OK so you’ve made your demo. Now what?
The voiceover business is changing and a lot of the power from the big agencies has shifted away from them. They're no longer the only way to book a big job. They still have a lot of the big work but they're using pay to play sites like Voice123.com or voices.com. And when I say pay to play it means you have to buy a membership for the year.
So if you can afford the membership fee I would get on one or more of those. A lot of these production companies are going to those sites because they have a database of thousands of voice demos. Now obviously not all of those thousands are at the same level. But it gives them access to a huge group of people that they can easily click on and listen to. And it's like the easiest way to do it.
But if you get your demo made and let's say you don't have the funds to pay $300-$400 for voices.com, one way to get your stuff out there is you can look on Craigslist. You type in “voiceovers” or “voiceover talent” in the TV and Film or Gigs section and you see if there are any jobs out there. And a lot of times people need audiobook work or they have a little commercial, whatever it might be. So you would email them and you would include your demo and just be very short about it. Don't give your life story, just be kind of like, ‘Hi, my name is Ovais Malik, I saw your ad on Craigslist and I wanted to submit my reel for consideration.’

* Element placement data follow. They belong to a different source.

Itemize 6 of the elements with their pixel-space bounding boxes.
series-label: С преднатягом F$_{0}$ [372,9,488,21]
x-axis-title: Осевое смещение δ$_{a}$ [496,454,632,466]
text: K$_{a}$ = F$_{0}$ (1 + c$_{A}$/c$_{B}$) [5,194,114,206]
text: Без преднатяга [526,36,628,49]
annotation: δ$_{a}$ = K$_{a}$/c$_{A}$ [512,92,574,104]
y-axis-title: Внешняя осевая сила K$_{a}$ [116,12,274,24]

You have to make it so simple for them that there's not a lot of work involved. Not a lot of pushing buttons.
What I do is when I submit myself for work I'll kind of introduce myself really quickly. I have a link to my website, which has all of my voice reels and you just go right there click on whichever reel you want. Done deal.
None of this stuff is ever a guarantee but it increases your chances to getting work and ultimately you know that the key is treating it as a business. You have to remember that these people need you just as much as you need them.